Shoya Ishimaru is a Junior Professor in computer science at RPTU. He leads the Psybernetics Lab, an interdisciplinary research group investigating human-computer interaction, machine learning, and cognitive psychology toward amplifying human intelligence.
Olivier Augereau an Associate Professor in Lab-STICC and the director of the European Center of Virtual Reality. His research focuses on human-computer interaction and artificial intelligence for creating adaptive systems and improving interactions between users and systems through their mutual analysis.
Tilman Dingler is a Computer Scientist and Senior Lecturer in the School of Computing and Information Systems at the University of Melbourne. Tilman’s research focuses on cognition-aware systems, the detection of cognitive states, and adaptation of computing systems to aid their users.
Motoi Iwata is an Associate Professor in the Department of Core Informatics, Graduate School of Informatics at Osaka Metropolitan University. His current research focuses on learning support system, educational technology, comic computing, digital watermarking, and data hiding.
Koichi Kise is a Professor in the Department of Core Informatics, Graduate School of Informatics, and the director of the Institute of Document Analysis and Knowledge Science (IDAKS) at Osaka Metropolitan University, Japan. He is also the director of Japan Laboratory, German Research Center for AI (DFKI). His major research activities are in the analysis, recognition, and retrieval of documents, images, and activities.
Laurence Devillers is Professor of computer science applied to humanities and social sciences at Sorbonne University, director of research of "Affective and social dimensions of spoken interactions with (ro)bots and ethical issues" at LISN-CNRS (Paris-Saclay). She is a specialist in machine learning (neural networks, deep learning), automatic speech processing and Human-Machine dialog, and affective computing.
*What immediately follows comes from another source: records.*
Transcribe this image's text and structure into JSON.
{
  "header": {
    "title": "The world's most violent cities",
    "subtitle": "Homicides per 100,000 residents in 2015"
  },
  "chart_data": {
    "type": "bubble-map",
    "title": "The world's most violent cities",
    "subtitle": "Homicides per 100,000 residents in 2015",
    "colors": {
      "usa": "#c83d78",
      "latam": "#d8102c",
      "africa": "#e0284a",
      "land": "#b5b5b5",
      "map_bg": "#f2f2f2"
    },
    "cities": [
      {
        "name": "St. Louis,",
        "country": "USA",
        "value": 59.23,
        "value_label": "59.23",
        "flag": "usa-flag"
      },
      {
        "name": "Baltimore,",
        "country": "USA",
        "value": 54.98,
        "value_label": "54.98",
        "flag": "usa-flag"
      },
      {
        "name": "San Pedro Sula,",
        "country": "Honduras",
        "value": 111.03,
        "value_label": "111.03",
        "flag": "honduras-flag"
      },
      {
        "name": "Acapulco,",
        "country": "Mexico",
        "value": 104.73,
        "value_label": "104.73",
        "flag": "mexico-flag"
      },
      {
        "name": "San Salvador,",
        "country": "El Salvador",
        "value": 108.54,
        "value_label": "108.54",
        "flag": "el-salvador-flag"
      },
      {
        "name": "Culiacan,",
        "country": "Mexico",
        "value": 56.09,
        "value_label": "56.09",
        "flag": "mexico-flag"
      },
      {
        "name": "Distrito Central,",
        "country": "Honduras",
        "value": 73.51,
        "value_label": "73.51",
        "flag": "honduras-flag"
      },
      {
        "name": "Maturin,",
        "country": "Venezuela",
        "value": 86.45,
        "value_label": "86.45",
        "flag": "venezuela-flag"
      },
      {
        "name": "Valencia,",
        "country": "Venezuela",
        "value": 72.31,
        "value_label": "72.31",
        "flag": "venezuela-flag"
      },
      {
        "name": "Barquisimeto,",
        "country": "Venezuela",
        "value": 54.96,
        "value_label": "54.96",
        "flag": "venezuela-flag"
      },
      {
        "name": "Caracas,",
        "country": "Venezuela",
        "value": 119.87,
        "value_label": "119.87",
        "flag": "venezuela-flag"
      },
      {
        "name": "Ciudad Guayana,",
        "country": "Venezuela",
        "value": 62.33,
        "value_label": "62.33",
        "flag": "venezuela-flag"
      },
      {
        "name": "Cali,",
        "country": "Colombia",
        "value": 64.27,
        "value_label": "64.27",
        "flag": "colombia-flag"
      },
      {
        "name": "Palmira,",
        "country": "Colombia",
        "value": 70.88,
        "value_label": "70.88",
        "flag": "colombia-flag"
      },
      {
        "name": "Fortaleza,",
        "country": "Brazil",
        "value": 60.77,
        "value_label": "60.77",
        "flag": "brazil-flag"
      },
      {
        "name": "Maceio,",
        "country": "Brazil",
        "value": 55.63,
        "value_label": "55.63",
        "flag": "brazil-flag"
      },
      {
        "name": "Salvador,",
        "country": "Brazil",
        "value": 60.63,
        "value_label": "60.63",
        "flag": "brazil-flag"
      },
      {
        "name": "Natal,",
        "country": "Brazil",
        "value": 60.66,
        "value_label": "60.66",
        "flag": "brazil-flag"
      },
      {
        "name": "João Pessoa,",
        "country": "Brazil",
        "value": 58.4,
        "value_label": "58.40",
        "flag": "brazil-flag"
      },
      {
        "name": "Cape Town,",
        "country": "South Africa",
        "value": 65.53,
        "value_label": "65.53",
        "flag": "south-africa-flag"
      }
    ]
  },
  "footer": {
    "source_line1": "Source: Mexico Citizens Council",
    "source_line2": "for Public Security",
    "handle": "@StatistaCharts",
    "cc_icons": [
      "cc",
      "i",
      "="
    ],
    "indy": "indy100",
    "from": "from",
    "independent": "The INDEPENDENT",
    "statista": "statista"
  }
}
She is head of the AI chair: "HUman-MAchine Affective Interaction \& Ethics" of the DATAIA Saclay Institute as well as a founding member of the HUB France IA, member of the Global Partnership on AI (GPAI) on the future of work.
Andreas Dengel is the Executive Director at the German Research Center for Artificial Intelligence (DFKI) in Kaiserslautern and the Head of the Smart Data and Knowledge Services Department at DFKI, as well as Head Chair for Artificial Intelligence at the Technical University of Kaiserslautern (RPTU). His main research interests are in the areas of machine learning, pattern recognition, immersive quantified learning, data mining, and semantic technologies.